GIVE MORE INCENTIVES TO PUBLIC SCHOOL
STUDENTS FROM HINTERLANDS -ANGARA

Senator Juan Edgardo "Sonny" Angara has appealed to the government to provide more incentives to public school students from the hinterlands to encourage them to finish school and reduce the high dropout rate.

Angara said despite the free education in public schools, there are other challenges that prevent these students from going to school on a regular basis.

Most of these students, he said, come from the poorest of the poor communities which are usually located in isolated islands or mountainous areas.

"The Department of Education, in cooperation with the the local governments, should identify the areas with high dropout rates and find out what has been causing such problem," the neophyte senator said.

Angara, who was chair of the House of Representatives' Committee on Higher and Technical Education when he was a congressman, said he will propose an increase in the budget of the department for such an undertaking and urged the local governments concerned to also provide their share in giving incentives to these school children.

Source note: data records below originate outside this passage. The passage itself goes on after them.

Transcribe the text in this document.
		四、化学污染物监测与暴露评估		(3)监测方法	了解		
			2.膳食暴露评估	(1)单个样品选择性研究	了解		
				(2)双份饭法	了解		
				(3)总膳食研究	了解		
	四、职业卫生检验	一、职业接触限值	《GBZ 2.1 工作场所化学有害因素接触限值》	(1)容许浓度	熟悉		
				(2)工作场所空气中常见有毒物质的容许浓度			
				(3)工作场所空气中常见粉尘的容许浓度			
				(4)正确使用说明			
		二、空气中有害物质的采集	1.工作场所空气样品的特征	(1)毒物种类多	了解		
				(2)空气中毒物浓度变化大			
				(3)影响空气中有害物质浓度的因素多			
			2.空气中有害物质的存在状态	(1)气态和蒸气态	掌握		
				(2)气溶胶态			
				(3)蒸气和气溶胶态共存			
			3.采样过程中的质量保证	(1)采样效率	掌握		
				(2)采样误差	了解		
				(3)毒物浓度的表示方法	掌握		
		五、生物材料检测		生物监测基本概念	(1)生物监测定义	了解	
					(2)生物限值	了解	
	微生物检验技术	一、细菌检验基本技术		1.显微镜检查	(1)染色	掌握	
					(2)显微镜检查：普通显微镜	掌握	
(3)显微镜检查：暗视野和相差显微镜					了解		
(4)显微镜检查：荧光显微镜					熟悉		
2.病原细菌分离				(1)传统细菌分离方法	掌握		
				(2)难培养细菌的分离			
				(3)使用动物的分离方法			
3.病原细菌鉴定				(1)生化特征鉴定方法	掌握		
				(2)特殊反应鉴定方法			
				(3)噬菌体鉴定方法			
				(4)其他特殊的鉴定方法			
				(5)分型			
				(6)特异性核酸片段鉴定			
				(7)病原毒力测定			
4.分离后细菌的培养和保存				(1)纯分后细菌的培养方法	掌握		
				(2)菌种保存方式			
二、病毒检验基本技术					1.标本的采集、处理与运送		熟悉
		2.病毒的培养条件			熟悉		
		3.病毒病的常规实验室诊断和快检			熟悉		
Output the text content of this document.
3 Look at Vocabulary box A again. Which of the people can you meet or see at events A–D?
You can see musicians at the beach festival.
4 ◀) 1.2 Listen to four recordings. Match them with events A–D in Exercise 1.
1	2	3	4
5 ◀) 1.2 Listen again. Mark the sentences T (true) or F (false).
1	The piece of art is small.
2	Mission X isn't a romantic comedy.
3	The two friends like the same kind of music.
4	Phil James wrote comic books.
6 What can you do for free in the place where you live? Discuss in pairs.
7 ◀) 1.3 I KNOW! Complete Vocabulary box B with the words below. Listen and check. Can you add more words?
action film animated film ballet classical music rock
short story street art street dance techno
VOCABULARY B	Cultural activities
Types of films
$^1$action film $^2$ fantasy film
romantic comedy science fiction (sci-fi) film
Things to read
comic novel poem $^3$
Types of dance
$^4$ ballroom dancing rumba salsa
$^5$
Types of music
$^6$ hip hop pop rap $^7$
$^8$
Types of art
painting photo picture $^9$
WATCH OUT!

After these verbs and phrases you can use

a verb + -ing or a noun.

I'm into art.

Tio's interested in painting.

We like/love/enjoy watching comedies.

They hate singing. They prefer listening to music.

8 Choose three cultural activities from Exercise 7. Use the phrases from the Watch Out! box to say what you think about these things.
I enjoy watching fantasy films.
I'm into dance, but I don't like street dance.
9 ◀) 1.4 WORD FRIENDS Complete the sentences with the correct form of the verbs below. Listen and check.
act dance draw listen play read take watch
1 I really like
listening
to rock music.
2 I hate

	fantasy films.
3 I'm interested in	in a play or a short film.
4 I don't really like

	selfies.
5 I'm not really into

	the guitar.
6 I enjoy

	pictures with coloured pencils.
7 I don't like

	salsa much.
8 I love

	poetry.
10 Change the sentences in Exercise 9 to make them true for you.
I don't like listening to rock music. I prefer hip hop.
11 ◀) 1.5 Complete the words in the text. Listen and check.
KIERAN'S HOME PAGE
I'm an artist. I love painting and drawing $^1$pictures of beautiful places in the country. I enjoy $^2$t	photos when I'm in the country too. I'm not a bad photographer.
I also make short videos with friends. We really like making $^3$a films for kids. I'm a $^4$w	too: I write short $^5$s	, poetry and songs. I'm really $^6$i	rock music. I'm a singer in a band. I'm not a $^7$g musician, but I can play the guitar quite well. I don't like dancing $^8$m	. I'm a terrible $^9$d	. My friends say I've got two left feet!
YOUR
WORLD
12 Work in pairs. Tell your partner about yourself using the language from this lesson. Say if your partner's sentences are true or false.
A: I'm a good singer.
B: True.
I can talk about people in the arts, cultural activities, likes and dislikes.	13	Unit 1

He pointed out that many of these students often have to trek long distances to reach their schools. Others have to cross rivers that are dangerous, especially during bad weather or with bamboo rafts floating downstream. Still others have to walk barefooted for several hours and on an empty stomach because they have no food at home.

"These factors are forcing students to stop from going to school," Angara exclaimed.

"Because of their difficult situation, most of these children and their parents feel that they need not finish school once they have learned how to read and write or when they think they have studied enough," he added.